The real challenge for architects lies in the disadvantage communities.

During my practice, at the very beginning stage, I have realized the lack of attention to disadvantage communities in many aspects. With the rapid urbanization and haste development, many neglected areas have been either over-exploited, or being left isolated, poor, lack of communication and education.

Globalization has brought the world together, however it has also brought the disadvantaged groups away from the majority. I came to realize that architecture itself cannot resolve the issue. The disadvantaged group needs more than good design. They need supports in finance, knowledges, activities, and need to be recognized as well as participating in making decisions.

Therefore, my approach is to aggregate different resources: architects, NGOs, social groups, local communities, university and institutions, to help build projects together for disadvantage communities. It was challenging because it took a lot of time and efforts convincing the local people to believe in the project, then they would participate in and operate it themselves; as well as other people and organizations to believe in the good wills and the practicality of the project so that they would help supporting and funding for it.

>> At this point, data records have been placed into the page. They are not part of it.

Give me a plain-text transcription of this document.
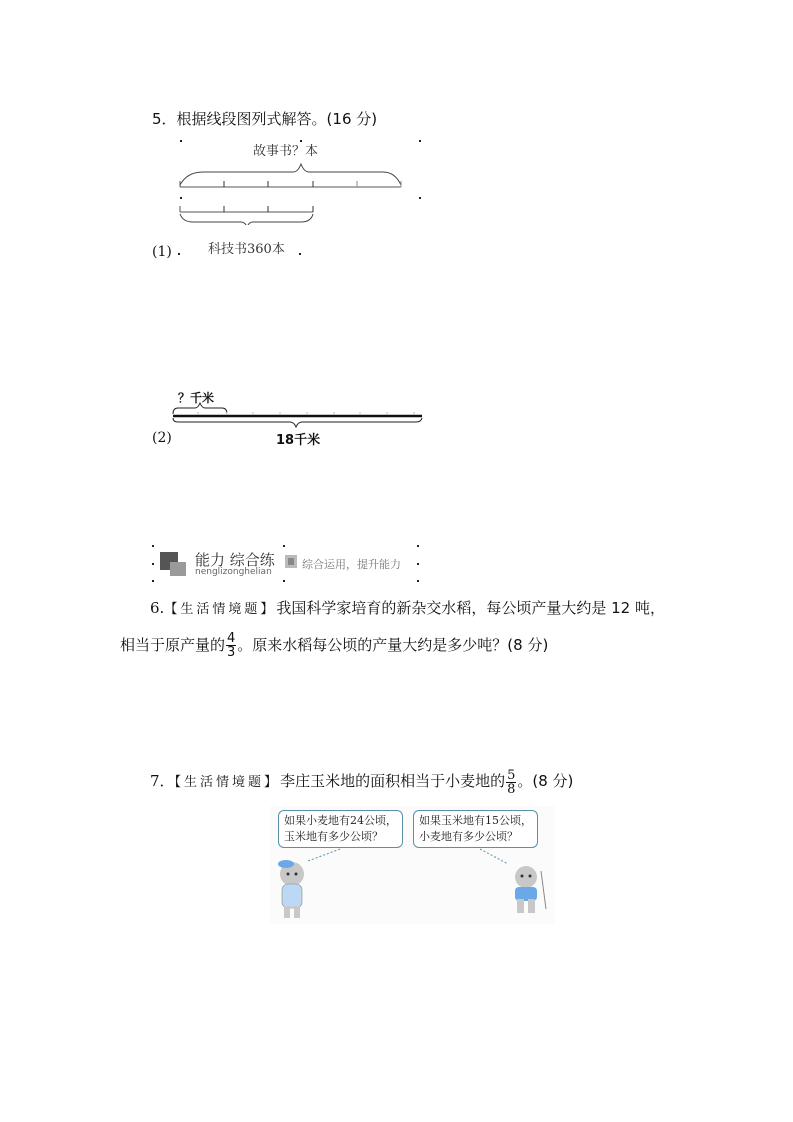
5．根据线段图列式解答。(16 分)
故事书？本
(1)	科技书360本
？千米
(2)	18千米
能力 综合练
nenglizonghelian
综合运用，提升能力
6.【生活情境题】我国科学家培育的新杂交水稻，每公顷产量大约是 12 吨，
相当于原产量的 $\frac{4}{3}$ 。原来水稻每公顷的产量大约是多少吨？(8 分)
7．【生活情境题】李庄玉米地的面积相当于小麦地的 $\frac{5}{8}$ 。(8 分)
如果小麦地有24公顷，
玉米地有多少公顷？
如果玉米地有15公顷，
小麦地有多少公顷？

In more than ten years, besides working on urban projects, my office and I have completed more than thirty other community projects. It is not a very long period, but it was not easy, either. I have always believed that the disadvantaged groups possess great cultural values that yet have not been paid enough attention to. In my design, modern technologies combine with local construction method and material to bring a contemporary look for vernacular architecture. And, on top of all, it needs to be self-sustained, livable, as at the end it will be used by the locals.

Practicing in community architecture has helped me reveal the beauty of local values; and give me the happiness of the ability to connect people and support them. It also shows me the unlimited ability of architecture to raise happiness, for the architects, for the users, and for the building itself. This is the core value of our firm and myself: architecture is not merely buildings and space. It is happiness.